Innovation Sighting: The Division Technique in Vision Correcting Displays

by | Sep 15, 2014 | Design Thinking, Evaluation Ideas, Idea Generation, Ideation, Innovation Sighting, Jared Diamond | 0 comments

Innovation is anything that is new, useful, and surprising. “Surprising” means that the idea makes you slap your forehead and say, “Gee, why didn’t I think of that?”

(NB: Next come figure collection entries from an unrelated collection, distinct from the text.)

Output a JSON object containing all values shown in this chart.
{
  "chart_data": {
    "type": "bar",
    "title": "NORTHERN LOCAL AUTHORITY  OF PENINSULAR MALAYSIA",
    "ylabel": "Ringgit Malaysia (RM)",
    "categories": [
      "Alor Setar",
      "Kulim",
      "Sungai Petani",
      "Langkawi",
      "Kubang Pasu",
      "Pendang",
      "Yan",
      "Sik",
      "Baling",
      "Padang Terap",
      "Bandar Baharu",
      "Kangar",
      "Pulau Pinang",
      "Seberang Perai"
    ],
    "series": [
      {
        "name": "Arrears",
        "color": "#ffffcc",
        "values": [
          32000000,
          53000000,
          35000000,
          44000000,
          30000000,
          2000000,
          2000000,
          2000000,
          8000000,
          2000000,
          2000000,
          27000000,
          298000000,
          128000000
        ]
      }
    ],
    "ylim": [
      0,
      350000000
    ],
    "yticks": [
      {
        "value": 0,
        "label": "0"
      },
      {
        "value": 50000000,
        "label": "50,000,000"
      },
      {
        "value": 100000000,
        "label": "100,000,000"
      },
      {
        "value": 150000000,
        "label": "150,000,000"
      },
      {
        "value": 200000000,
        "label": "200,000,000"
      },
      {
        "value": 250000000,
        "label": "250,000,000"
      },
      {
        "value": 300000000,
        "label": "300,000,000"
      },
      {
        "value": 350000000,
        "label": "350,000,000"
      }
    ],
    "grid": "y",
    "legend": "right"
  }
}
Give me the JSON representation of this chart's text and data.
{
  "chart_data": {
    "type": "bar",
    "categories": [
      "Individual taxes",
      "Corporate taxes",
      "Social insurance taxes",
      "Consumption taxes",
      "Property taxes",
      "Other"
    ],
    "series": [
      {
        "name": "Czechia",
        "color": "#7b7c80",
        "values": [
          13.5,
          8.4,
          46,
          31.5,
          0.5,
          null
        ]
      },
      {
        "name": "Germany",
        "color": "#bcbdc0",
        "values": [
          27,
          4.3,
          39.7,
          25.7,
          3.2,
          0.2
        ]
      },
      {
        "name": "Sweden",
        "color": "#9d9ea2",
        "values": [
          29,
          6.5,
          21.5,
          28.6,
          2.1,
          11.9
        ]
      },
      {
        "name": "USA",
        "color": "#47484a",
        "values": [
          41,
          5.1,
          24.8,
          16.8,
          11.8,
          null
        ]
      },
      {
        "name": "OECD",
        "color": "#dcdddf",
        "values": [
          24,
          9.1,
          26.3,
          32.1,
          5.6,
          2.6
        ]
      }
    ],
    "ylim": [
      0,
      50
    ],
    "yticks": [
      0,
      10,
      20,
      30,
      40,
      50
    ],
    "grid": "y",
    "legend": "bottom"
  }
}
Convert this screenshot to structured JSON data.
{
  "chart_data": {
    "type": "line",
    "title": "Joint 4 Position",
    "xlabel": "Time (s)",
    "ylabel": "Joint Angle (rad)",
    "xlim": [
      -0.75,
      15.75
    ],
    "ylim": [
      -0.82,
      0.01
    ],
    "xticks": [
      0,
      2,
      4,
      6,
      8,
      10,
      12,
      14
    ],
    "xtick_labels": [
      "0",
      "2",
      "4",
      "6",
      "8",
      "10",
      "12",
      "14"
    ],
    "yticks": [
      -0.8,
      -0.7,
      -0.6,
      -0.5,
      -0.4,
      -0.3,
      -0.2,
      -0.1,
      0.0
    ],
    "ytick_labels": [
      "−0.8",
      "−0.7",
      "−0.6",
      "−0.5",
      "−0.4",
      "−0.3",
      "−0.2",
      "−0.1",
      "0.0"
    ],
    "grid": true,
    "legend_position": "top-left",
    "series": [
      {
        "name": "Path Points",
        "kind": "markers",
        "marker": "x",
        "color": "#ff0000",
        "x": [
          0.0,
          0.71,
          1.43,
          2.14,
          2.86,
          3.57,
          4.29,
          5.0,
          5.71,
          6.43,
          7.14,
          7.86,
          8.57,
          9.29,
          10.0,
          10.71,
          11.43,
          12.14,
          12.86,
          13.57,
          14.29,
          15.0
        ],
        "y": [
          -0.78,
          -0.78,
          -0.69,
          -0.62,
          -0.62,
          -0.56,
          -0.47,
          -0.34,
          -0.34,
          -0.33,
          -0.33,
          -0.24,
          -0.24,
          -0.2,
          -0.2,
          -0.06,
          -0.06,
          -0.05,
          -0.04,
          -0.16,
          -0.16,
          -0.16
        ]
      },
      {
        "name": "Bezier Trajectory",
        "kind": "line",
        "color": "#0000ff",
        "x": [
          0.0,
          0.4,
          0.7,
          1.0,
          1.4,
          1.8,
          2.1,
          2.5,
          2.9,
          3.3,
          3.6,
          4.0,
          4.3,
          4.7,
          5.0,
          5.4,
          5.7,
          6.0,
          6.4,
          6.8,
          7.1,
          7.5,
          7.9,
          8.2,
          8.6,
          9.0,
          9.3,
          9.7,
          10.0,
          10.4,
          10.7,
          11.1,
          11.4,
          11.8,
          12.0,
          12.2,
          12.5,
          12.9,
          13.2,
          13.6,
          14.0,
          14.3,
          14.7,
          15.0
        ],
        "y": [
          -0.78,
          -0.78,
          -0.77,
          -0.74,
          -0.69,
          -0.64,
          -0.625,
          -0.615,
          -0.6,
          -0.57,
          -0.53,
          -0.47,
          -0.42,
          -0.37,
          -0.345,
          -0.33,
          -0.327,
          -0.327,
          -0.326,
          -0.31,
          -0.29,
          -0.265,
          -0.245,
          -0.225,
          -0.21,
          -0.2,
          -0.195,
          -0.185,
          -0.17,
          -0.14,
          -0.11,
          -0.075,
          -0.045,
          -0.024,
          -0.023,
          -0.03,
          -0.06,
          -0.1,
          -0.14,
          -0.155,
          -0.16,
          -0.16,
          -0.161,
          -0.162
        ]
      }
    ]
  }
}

Here’s a great example. “Researchers at the MIT Media Laboratory and the University of California at Berkeley have developed a new display technology that automatically corrects for vision defects — no glasses (or contact lenses) required.” It is a classic and clever example of the Divison Technique, one of the five techniques in Systematic Inventive Thinking.

From MIT News:

“The first spectacles were invented in the 13th century,” says Gordon Wetzstein, a research scientist at the Media Lab and one of the display’s co-creators. “Today, of course, we have contact lenses and surgery, but it’s all invasive in the sense that you either have to put something in your eye, wear something on your head, or undergo surgery. We have a different solution that basically puts the glasses on the display, rather than on your head. It will not be able to help you see the rest of the world more sharply, but today, we spend a huge portion of our time interacting with the digital world.”

In hindsight, it makes so much sense to “divide” the function of your glasses (vision correction) and place it somewhere else. For example, this technology might be applied to televisions, car windshields, windows in your home, or just about anything that you have to focus on.

To get the most out of the Division technique, you follow five basic steps:

1. List the product’s or service’s internal components.

2. Divide the product or service in one of three ways:

  • Functional (take a component and rearrange its location or when it appears).
  • Physical (cut the product or one of its components along any physical line and rearrange it).
  • Preserving (divide the product or service into smaller pieces, where each piece still possesses all the characteristics of the whole).

3. Visualize the new (or changed) product or service.

4. What are the potential benefits, markets, and values? Who would want this, and why would they find it valuable? If you are trying to solve a specific problem, how can it help address that particular challenge?

5. If you decide you have a new product or service that is indeed valuable, then ask: Is it feasible? Can you actually create this new product or perform this new service? Why or why not? Can you refine or adapt the idea to make it more viable?

Keep in mind that you don’t have to use all three forms of Division, but you boost your chance of scoring a breakthrough idea if you do.